Author: Oscar Cronquist Article last updated on November 15, 2018

The formula demonstrated in cell D13 is a regular formula, most people prefer a regular formula over an array formula if possible, see above picture.

=INDEX(D3:D10,MATCH(B13&C13,INDEX(B3:B10&C3:C10,),0))

It combines both values you want to look for using the ampersand character.

B13&C13

Then it concatenates the two cell ranges also using the ampersand character, the INDEX function makes it a regular formula.

INDEX(B3:B10&C3:C10,)

The MATCH function then returns the relative position of the of the combined values, see picture above.

MATCH(B13&C13,INDEX(B3:B10&C3:C10,),0) returns 6. The value is in the 6th position in the array.

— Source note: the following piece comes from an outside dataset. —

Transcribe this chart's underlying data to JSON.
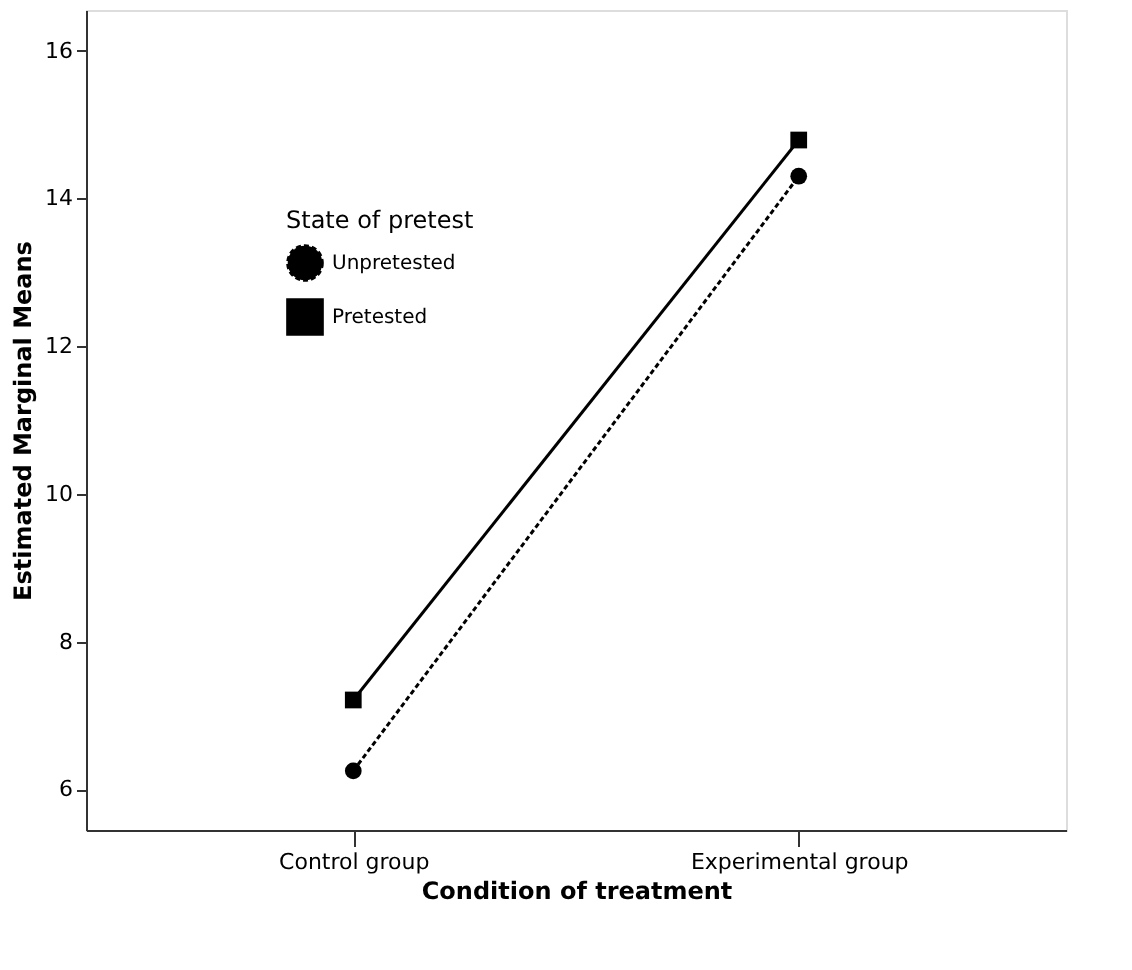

INDEX(D3:D10,MATCH(B13&C13,INDEX(B3:B10&C3:C10,),0))

becomes

INDEX(D3:D10, 6)

and returns Jennifer in cell D13.

If you don't mind array formulas, the only advantage is that it is somewhat smaller, use this formula:

=INDEX(D3:D10,MATCH(B13&C13,B3:B10&C3:C10,0))

To enter an array formula press and hold CTRL + SHIFT simultaneously, then press Enter once. Release all keys.

The formula bar now shows the formula enclosed with curly brackets telling you that you entered the formula successfully. Don't enter the curly brackets yourself.